Byli sami w domu, bo Duff pojechał do Axla, by coś z nim wyjaśnić odnośnie zespołu i Marta po raz kolejny kłóciła się ze Slashem. Miała serdecznie dość jego zachowania, które z dnia na dzień było coraz gorsze. Czepiał się o wszystko, co tylko się dało; bo paraduje w koszuli McKagana po domu, bo poprosiła go, żeby zszedł grać do piwnicy, bo się źle czuje; bo znów boli ją głowa, bo ciągle zajmuje łazienkę, jak ma mdłości, bo nie może palić jak ona jest w tym samym pomieszczeniu. Nie podobało mu się nawet to, że dziewczyna, będąc w ciąży, sprząta albo zmywa naczynia, mimo że sam tego nie zrobi i jej nie wyręczy; a fakt, że irytował się za każdym razem, jak McKagan okazywał brunetce czułość, był dla niej skandalem.

- Nie powinnaś się denerwować – powiedział, patrząc wymownie na jej lekko widoczny już brzuch.

- To mnie nie wkurwiaj! O wszystko się przypierdalasz! – szarpnęła się, gdy złapał ją za nadgarstek – weź tę rękę!

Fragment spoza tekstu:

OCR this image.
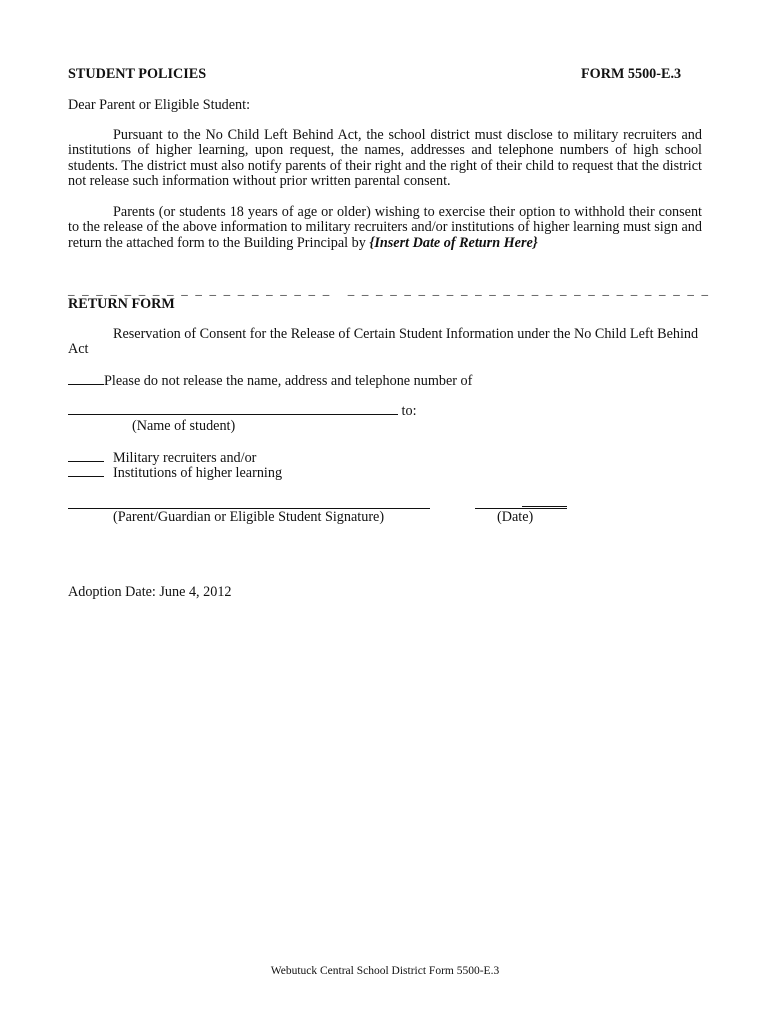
STUDENT POLICIES	FORM 5500-E.3

Dear Parent or Eligible Student:

Pursuant to the No Child Left Behind Act, the school district must disclose to military recruiters and institutions of higher learning, upon request, the names, addresses and telephone numbers of high school students. The district must also notify parents of their right and the right of their child to request that the district not release such information without prior written parental consent.

Parents (or students 18 years of age or older) wishing to exercise their option to withhold their consent to the release of the above information to military recruiters and/or institutions of higher learning must sign and return the attached form to the Building Principal by {Insert Date of Return Here}

_ _ _ _ _ _ _ _ _ _ _ _ _ _ _ _ _ _ _   _ _ _ _ _ _ _ _ _ _ _ _ _ _ _ _ _ _ _ _ _ _ _ _ _ _

RETURN FORM

Reservation of Consent for the Release of Certain Student Information under the No Child Left Behind Act

Please do not release the name, address and telephone number of

to:

(Name of student)

Military recruiters and/or

Institutions of higher learning

(Parent/Guardian or Eligible Student Signature)	(Date)

Adoption Date: June 4, 2012

Webutuck Central School District Form 5500-E.3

- Marta, posłuchaj… - wzmocnił uścisk i przysunął się bliżej niej – wiesz, że mi na tobie zależy… jesteśmy przyjaciółmi i przejmuję się… - ujął jej twarz w dłonie i chciał, by na niego spojrzała.

- Mógłbyś mnie puścić? – zapytała niecierpliwie.

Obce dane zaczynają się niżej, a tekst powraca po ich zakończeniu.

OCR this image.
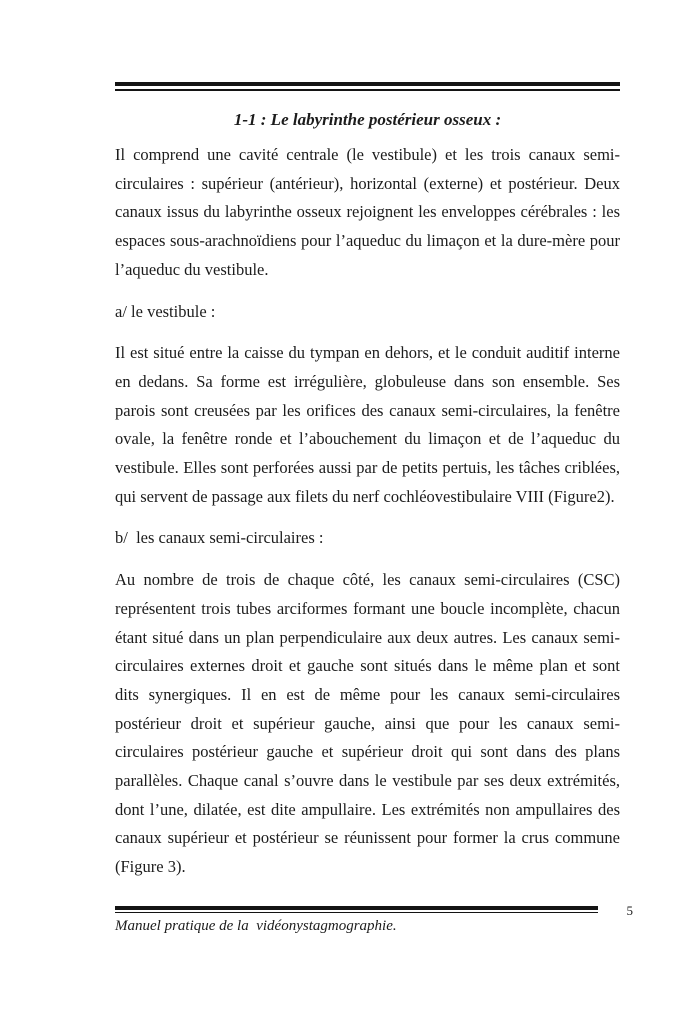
1-1 : Le labyrinthe postérieur osseux :

Il comprend une cavité centrale (le vestibule) et les trois canaux semi-circulaires : supérieur (antérieur), horizontal (externe) et postérieur. Deux canaux issus du labyrinthe osseux rejoignent les enveloppes cérébrales : les espaces sous-arachnoïdiens pour l’aqueduc du limaçon et la dure-mère pour l’aqueduc du vestibule.

a/ le vestibule :

Il est situé entre la caisse du tympan en dehors, et le conduit auditif interne en dedans. Sa forme est irrégulière, globuleuse dans son ensemble. Ses parois sont creusées par les orifices des canaux semi-circulaires, la fenêtre ovale, la fenêtre ronde et l’abouchement du limaçon et de l’aqueduc du vestibule. Elles sont perforées aussi par de petits pertuis, les tâches criblées, qui servent de passage aux filets du nerf cochléovestibulaire VIII (Figure2).

b/  les canaux semi-circulaires :

Au nombre de trois de chaque côté, les canaux semi-circulaires (CSC) représentent trois tubes arciformes formant une boucle incomplète, chacun étant situé dans un plan perpendiculaire aux deux autres. Les canaux semi-circulaires externes droit et gauche sont situés dans le même plan et sont dits synergiques. Il en est de même pour les canaux semi-circulaires postérieur droit et supérieur gauche, ainsi que pour les canaux semi-circulaires postérieur gauche et supérieur droit qui sont dans des plans parallèles. Chaque canal s’ouvre dans le vestibule par ses deux extrémités, dont l’une, dilatée, est dite ampullaire. Les extrémités non ampullaires des canaux supérieur et postérieur se réunissent pour former la crus commune (Figure 3).

5
Manuel pratique de la  vidéonystagmographie.
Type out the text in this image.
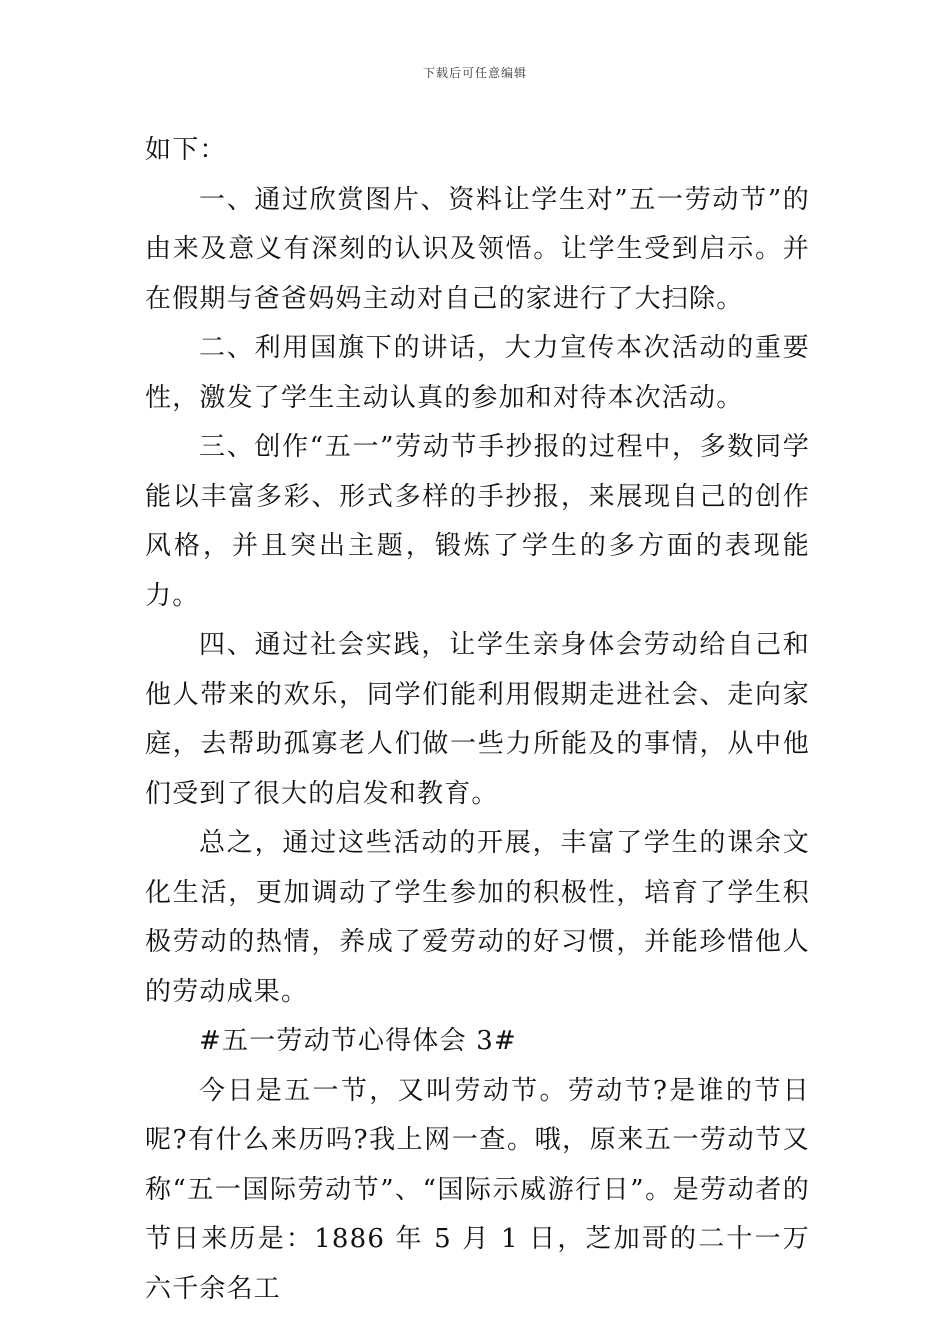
下载后可任意编辑

如下：

一、通过欣赏图片、资料让学生对”五一劳动节”的由来及意义有深刻的认识及领悟。让学生受到启示。并在假期与爸爸妈妈主动对自己的家进行了大扫除。

二、利用国旗下的讲话，大力宣传本次活动的重要性，激发了学生主动认真的参加和对待本次活动。

三、创作“五一”劳动节手抄报的过程中，多数同学能以丰富多彩、形式多样的手抄报，来展现自己的创作风格，并且突出主题，锻炼了学生的多方面的表现能力。

四、通过社会实践，让学生亲身体会劳动给自己和他人带来的欢乐，同学们能利用假期走进社会、走向家庭，去帮助孤寡老人们做一些力所能及的事情，从中他们受到了很大的启发和教育。

总之，通过这些活动的开展，丰富了学生的课余文化生活，更加调动了学生参加的积极性，培育了学生积极劳动的热情，养成了爱劳动的好习惯，并能珍惜他人的劳动成果。

#五一劳动节心得体会 3#

今日是五一节，又叫劳动节。劳动节?是谁的节日呢?有什么来历吗?我上网一查。哦，原来五一劳动节又称“五一国际劳动节”、“国际示威游行日”。是劳动者的节日来历是：1886 年 5 月 1 日，芝加哥的二十一万六千余名工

Zamiast odpowiedzieć, pochylił się i wpił się dość zdecydowanie i ordynarnie w jej usta, przyciskając ją jednocześnie do ściany. Przymknął oczy i nawet przez ułamek sekundy nie przyszło mu do głowy, że to co właśnie robi, jest kompletnie nie na miejscu i nie akceptowalne przez kogokolwiek, prócz niego samego. Jednak nie chciał rezygnować z tej drobnej przyjemności. Wykorzystał element zaskoczenia i napawał się jej wargami, dopóki nie oprzytomniała i mocno go od siebie odepchnęła.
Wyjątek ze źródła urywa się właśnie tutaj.